Wednesday, January 28, 2004
This is for the benefit of Saira.
Warning: If you click that, it's a 16.3 meg audio download.
If you want to get this, it's on
Skin Graft Records, but according to Flossie herself, it's totally out of print and even she (with all her magic) can't get a copy — so watch out for her travelling puppet show and other performances if you enjoy what you hear here (because the odds of finding this gem used are slim to none, and legally I'm not about to post more than that sample).
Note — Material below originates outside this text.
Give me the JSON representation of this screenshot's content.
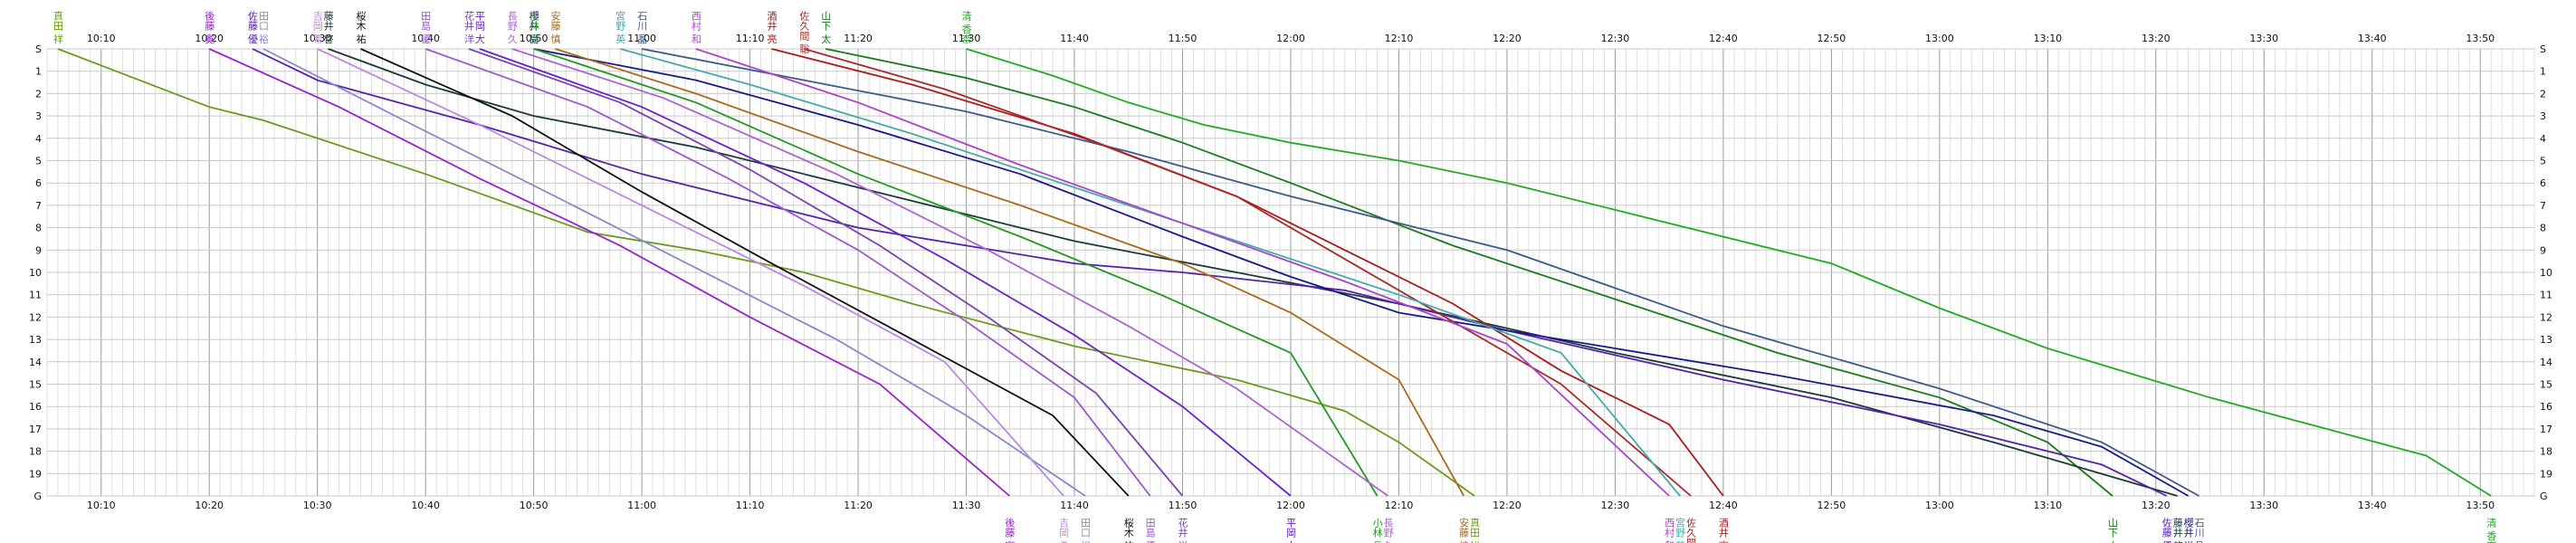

Wednesday, January 28, 2004
I don't think I've posted any apartment pictures yet, and given that it's been nearly a month I think maybe I should. These are still incredibly messy pictures, but I did a little bit of tidying (a lot of stuff is still in boxes) so here's where we live:

L-R: (1) The view as you step in the front door of the living room. On the left (blocked by the kitchen) are a pile of bookshelves and a space that'll eventually become a dining room I think. (2) The living room seen from roughly where a table will probably be soon. (3) My very messy computer room, or at least part of it.
Wednesday, January 28, 2004
It's no secret that Rachel and I have moved around a lot, sometimes just briefly, but always with an eye open for a more permanent move. Almost ten times in the last couple years that I can think of off the top of my head — Toronto (Bathurst), Miramichi, Toronto (back at Bathurst), Tweed, Tortola, Antigua, Maui, Amsterdam, and now Toronto again — definitely loving it, and definitely appreciate all the people who've pushed me to travel over the past while.
Anyway, I was thinking about where I'd most want to live, and I think the answer is an airship. A little apartment hanging from a large airship that I could travel around the world in — I've been saying “boat” for years, but an airship is the ultimate sailboat. A couple satellite links and I'd still be online and everything, and more and more airports are gaining support for airships as they begin to be taken seriously again as a mode of transport. That said, I have no idea what an airship costs and I suspect they are extremely expensive.
I realize that it generates very little power in comparison to the nuclear plant out in Clarington or the Niagara hydroelectric generating stations, but I really like the wind-generating station that's been put up as a demo down at the CNE. I can see it out of my window (the photo below is off my balcony), and from it I always know what the wind conditions on the lake are like (and good for Rachel too because she can eyeball the wind conditions at the airport now that she's in flight school).